10.12.18Examples of Active Vocabulary Practice from our New Curriculum
We’re writing a reading curriculum (hooray!) and that means daily review of lesson plans for me, which is great fun and lots of learning.
Thought I’d share some examples of how we do it from some recent lessons. Our vocabulary goal is to use lots of active practice to build word knowledge. Start with a great definition and then spend your time applying words- playfully if possible! Each day we ask 5-10 questions that require students to use and apply their new words in fun ways.
Here are some examples organized a round a few rules we’ve come to use:
Start simple: the first few questions should be fun and easy. You build success and have fun. It’s still useful retrieval. Just make sure students use the word in their answer
- If someone was adamant about helping the environment, what’s something they might do?
- Think of something a child might be forbidden from doing alone?
- If a classmate was described as ‘easily influenced‘ would that be a compliment? Why or why not?
Get more complex: As you go, combine words, change tenses, increase scenario difficulty, and add writing.
- If I said my little brother had an aptitude for disobedience, what kinds of things would you expect him to do?
- Could you fret about something and also nurture it? explain.

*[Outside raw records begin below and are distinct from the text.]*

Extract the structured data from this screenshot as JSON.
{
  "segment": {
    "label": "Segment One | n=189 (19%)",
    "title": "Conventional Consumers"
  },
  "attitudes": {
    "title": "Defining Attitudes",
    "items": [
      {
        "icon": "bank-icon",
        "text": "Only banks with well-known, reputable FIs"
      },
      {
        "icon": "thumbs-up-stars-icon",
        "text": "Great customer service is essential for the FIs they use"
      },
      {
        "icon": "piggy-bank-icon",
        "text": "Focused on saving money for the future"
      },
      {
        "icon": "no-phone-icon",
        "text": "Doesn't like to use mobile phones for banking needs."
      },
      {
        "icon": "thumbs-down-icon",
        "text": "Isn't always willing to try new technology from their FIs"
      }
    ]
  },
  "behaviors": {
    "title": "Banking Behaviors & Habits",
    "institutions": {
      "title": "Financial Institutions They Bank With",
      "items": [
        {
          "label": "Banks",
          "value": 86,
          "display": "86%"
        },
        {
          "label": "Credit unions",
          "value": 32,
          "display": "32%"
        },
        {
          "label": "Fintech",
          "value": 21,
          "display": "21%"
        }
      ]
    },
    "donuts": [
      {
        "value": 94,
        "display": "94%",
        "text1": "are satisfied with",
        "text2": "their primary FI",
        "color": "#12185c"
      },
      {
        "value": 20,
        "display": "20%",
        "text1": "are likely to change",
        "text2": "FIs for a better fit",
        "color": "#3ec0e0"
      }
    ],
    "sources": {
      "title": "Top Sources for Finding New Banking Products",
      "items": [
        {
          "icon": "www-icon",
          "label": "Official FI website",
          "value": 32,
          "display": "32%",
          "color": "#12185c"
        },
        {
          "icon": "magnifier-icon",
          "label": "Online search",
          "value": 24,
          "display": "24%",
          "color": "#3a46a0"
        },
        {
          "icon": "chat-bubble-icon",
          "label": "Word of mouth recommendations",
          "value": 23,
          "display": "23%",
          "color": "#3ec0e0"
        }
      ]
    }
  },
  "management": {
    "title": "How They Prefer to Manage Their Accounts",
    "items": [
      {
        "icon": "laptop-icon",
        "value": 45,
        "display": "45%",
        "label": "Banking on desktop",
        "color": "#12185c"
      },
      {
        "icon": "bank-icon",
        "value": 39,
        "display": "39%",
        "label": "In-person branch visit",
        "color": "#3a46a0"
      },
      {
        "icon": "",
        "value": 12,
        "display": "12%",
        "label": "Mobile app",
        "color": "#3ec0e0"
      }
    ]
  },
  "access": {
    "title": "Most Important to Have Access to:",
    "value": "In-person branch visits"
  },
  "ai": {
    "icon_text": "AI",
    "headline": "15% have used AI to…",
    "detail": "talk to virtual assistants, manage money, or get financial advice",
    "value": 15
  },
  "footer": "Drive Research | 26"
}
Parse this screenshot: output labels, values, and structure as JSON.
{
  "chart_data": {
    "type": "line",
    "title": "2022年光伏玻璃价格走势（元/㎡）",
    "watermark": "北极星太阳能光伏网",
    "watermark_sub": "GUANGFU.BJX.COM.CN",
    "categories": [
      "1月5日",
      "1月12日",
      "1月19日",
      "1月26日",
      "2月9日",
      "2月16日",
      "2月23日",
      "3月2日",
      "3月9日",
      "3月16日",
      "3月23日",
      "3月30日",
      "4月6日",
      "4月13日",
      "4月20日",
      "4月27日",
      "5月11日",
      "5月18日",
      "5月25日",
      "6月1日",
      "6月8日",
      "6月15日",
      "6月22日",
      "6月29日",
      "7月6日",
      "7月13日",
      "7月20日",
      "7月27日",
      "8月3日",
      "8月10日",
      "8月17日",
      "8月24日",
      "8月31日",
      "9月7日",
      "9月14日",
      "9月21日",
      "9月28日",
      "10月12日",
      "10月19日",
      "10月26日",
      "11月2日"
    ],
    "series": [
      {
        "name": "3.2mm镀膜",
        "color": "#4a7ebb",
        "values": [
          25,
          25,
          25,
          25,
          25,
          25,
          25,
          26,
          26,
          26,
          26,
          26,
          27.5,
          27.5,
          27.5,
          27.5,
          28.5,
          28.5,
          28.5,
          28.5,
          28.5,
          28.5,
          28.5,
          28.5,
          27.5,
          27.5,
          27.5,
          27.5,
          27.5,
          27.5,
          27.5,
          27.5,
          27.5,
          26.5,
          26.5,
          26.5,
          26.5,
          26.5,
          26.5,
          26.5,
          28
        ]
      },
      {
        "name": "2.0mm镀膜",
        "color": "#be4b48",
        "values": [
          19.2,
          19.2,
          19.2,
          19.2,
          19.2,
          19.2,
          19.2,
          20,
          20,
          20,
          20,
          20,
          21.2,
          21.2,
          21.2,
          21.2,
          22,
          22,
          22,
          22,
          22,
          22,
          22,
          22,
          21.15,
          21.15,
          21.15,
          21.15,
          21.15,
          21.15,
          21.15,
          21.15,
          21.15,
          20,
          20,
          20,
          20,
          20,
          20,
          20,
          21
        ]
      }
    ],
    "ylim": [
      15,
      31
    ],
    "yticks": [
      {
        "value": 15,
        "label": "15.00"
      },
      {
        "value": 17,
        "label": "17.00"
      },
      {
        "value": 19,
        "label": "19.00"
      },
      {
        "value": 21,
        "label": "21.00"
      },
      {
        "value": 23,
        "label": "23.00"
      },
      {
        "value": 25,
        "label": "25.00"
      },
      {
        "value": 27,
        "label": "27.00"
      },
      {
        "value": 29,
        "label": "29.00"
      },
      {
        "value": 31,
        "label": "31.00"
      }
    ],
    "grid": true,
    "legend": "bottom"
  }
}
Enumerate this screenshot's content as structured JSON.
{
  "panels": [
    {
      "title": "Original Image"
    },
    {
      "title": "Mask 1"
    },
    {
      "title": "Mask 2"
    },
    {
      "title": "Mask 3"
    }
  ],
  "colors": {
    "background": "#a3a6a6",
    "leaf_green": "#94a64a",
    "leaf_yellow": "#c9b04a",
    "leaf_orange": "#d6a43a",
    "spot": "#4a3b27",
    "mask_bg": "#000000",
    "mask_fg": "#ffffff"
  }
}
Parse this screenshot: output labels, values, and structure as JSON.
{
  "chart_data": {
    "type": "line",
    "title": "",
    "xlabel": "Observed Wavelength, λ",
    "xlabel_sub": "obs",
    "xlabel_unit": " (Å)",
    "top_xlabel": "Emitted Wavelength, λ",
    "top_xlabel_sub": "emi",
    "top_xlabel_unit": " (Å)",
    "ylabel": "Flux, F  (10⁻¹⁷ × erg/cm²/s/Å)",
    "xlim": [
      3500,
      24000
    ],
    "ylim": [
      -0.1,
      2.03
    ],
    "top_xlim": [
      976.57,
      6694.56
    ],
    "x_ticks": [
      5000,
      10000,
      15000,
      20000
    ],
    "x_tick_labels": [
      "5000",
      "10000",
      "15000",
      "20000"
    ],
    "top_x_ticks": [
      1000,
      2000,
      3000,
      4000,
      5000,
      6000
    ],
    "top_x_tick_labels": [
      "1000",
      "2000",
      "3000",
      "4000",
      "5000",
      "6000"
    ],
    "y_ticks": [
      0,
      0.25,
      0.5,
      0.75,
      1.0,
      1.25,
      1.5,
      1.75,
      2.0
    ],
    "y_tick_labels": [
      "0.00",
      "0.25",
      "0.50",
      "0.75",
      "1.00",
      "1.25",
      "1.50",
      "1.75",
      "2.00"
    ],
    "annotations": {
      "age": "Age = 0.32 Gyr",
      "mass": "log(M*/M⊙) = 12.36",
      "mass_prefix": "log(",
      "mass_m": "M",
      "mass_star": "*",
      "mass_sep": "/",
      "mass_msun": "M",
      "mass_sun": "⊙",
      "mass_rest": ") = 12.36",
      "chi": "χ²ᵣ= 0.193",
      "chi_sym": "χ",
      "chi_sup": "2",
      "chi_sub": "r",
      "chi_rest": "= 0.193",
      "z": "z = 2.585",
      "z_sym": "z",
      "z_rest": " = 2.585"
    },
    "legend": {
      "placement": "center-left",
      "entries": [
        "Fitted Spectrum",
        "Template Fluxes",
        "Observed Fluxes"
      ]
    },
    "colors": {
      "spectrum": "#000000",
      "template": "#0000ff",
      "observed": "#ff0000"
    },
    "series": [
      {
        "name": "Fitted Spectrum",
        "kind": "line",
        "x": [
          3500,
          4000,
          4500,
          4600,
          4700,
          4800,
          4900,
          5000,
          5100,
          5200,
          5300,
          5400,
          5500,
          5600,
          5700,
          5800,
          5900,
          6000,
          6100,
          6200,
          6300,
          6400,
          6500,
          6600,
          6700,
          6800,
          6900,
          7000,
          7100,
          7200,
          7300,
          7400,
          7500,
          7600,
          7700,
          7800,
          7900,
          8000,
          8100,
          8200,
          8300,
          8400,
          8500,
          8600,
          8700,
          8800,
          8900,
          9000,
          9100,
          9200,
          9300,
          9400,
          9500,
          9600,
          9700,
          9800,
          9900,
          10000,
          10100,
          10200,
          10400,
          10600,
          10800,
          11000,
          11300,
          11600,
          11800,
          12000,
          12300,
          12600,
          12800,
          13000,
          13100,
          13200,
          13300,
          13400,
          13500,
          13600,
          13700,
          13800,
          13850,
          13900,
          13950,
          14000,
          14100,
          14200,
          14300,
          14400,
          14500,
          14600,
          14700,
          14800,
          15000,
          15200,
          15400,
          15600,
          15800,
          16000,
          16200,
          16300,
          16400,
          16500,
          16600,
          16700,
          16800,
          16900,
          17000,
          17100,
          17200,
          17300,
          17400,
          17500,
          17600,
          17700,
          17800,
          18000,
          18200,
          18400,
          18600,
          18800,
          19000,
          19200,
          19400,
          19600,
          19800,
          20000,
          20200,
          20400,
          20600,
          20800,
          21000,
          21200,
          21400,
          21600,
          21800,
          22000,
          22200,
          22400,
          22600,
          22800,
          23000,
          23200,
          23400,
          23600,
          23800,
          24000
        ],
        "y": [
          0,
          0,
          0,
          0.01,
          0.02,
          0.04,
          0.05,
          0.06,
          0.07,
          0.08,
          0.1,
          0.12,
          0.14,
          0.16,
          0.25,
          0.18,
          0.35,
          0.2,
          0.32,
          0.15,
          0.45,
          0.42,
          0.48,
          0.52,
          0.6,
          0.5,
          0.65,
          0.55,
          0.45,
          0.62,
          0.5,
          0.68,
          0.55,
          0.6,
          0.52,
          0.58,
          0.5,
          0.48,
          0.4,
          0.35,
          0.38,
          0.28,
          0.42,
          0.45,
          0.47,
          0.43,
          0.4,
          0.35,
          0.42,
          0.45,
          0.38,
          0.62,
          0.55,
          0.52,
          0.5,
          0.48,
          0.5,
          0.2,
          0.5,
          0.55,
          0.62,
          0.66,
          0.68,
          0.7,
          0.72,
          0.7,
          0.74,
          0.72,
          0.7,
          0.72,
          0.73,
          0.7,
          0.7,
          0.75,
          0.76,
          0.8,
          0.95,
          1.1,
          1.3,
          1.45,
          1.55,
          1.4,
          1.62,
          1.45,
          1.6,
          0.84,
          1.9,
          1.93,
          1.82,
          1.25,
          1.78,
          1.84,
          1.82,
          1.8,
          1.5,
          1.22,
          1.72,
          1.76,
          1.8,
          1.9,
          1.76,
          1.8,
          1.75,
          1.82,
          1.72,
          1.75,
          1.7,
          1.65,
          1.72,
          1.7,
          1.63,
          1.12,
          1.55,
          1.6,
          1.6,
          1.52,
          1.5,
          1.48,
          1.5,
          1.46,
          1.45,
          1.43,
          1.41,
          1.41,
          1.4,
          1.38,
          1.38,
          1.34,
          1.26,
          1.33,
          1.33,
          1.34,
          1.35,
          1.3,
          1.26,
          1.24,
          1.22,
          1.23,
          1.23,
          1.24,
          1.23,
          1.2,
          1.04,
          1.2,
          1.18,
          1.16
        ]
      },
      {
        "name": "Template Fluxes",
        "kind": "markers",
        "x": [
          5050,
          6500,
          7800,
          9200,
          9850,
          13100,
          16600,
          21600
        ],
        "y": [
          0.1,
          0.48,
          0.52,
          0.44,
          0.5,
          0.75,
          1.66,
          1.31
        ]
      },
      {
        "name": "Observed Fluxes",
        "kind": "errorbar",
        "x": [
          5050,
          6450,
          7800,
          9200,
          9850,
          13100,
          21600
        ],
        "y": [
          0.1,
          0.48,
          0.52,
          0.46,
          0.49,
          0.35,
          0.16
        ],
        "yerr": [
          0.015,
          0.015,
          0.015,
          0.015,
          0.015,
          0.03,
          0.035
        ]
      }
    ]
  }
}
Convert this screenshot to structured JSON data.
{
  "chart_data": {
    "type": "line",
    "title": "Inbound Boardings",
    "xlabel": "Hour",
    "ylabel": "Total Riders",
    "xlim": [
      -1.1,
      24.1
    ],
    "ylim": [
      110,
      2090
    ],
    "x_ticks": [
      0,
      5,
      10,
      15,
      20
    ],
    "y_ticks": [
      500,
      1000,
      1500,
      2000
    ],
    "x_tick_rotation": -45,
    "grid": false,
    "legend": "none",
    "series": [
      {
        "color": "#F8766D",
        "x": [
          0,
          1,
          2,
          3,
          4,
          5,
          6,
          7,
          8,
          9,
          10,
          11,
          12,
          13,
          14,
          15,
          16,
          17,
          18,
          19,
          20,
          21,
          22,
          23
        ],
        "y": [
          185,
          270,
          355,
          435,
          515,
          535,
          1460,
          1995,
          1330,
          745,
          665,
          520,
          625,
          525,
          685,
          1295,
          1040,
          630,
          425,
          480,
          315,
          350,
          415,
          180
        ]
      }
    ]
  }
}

- Is is possible to dread making a sacrifice? Why or why not? _____________________________________________________________________________
Apply to the book: Reinforce comprehension by asking questions related to the book
- At the end of Chapter 3, Bud was heading into the Amos’ house to get revenge. What’s something he might do?
- What’s something Jonas’ father has an aptitude for?
Ask again and again. Ask about words from previous lessons to aid long-term memory. In the example below the bolded words in black are from the day’s lesson. The one in red is from a lesson the previous week.
- Would it be reckless to betray a tyrant? Why or why not?
You have a small typo. Complement should be compliment. 🙂
Brilliant exercise!! Since “learning is doing” your activities engage students in “active thinking,” and frame the learning in real-world scenarios, which makes the activity more effective. The activities may even be done as a small group activity. Bravo!!
Thanks. Love the idea that these can become a group activity.